You may not remember it by name but you will remember it. You must. Hasn’t everyone seen every single Friend’s episode at least 20 gazillion times now that it is on TNT or Life or something? For those of you that forgot the name, it is: The One with the Chicken Pox Episode #47. That doesn’t give it away. The main plot of the episode was Charlie Sheen coming home from military leave to spend it with Phoebe and then the both of them getting chicken pox. However, it is the subplot that caught my attention. Monica is hot and heavy with Richard (Tom Selluck) at this point and she is very upset that Richard does not have a “thing.” He eventually comes up with something that satisfies her. I think it is that he has to sleep on the east side of the bed. I don’t remember.
The other night I was getting into bed and I was struck with the magnitude and the multiplicity of my “things.” I become Monica Geller before I get into bed. I become worse than Monica Geller. There is a definite routine that must be followed or else I can not relax, let alone sleep. In fact, I was not getting into bed when I had this epiphany. I realized how freaky I was when I actually was in bed and because one of the steps had been overlooked I knew I could not sleep and had to get up and rectify things.

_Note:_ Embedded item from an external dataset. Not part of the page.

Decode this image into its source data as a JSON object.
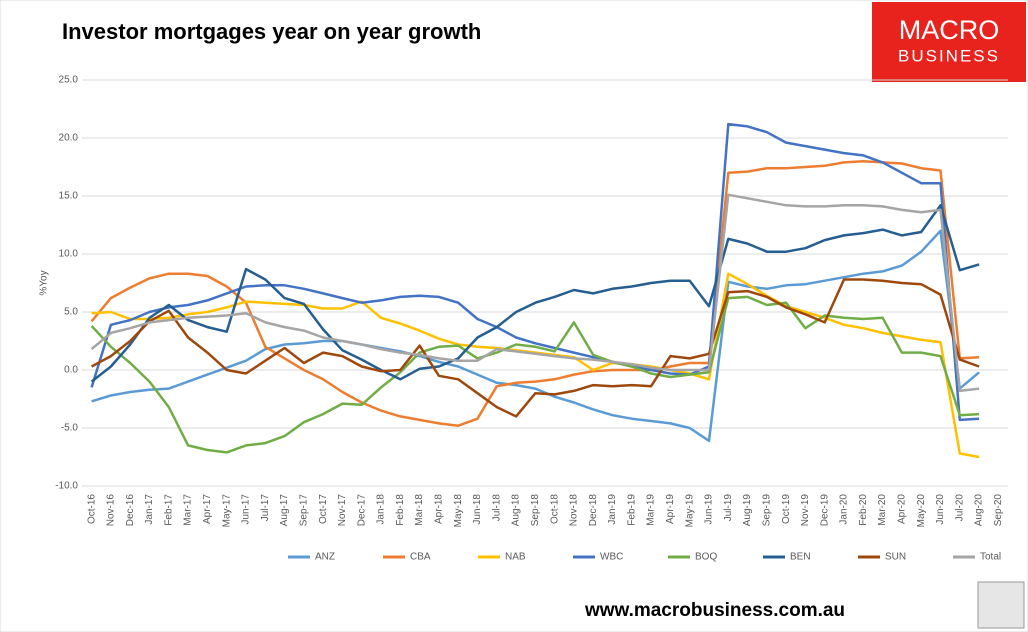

Here is my list:
Tissue box is wedged between my bed and the nightstand and must be checked to make sure there are tissues in it.
New water glass must be filled with water and ice--old water glass must be in the kitchen. There cannot be two waterglasses on my nightstand.
Bedroom window must be open a crack, blinds must be shut turned up, not down.
Sheets must be tucked in at the bottom of the bed and blankets spread the right way across the bed.
My blue body pillow must be in reaching range.
Socks must be on my feet, regardless of anything else.
I am not sure that any of my “things” are the real freaky part of this nighttime ritual, it is the absolute necessity that I have for all this to be done before I get into bed and relax. Now that I have written this down, I wish that I had something more heartwarming like saying prayer or kissing my deceased Grandpa’s picture or the Walton’s goodnight shoutout on my list but it would be untrue. Maybe I can try to work it into the routine. I’ll let you know.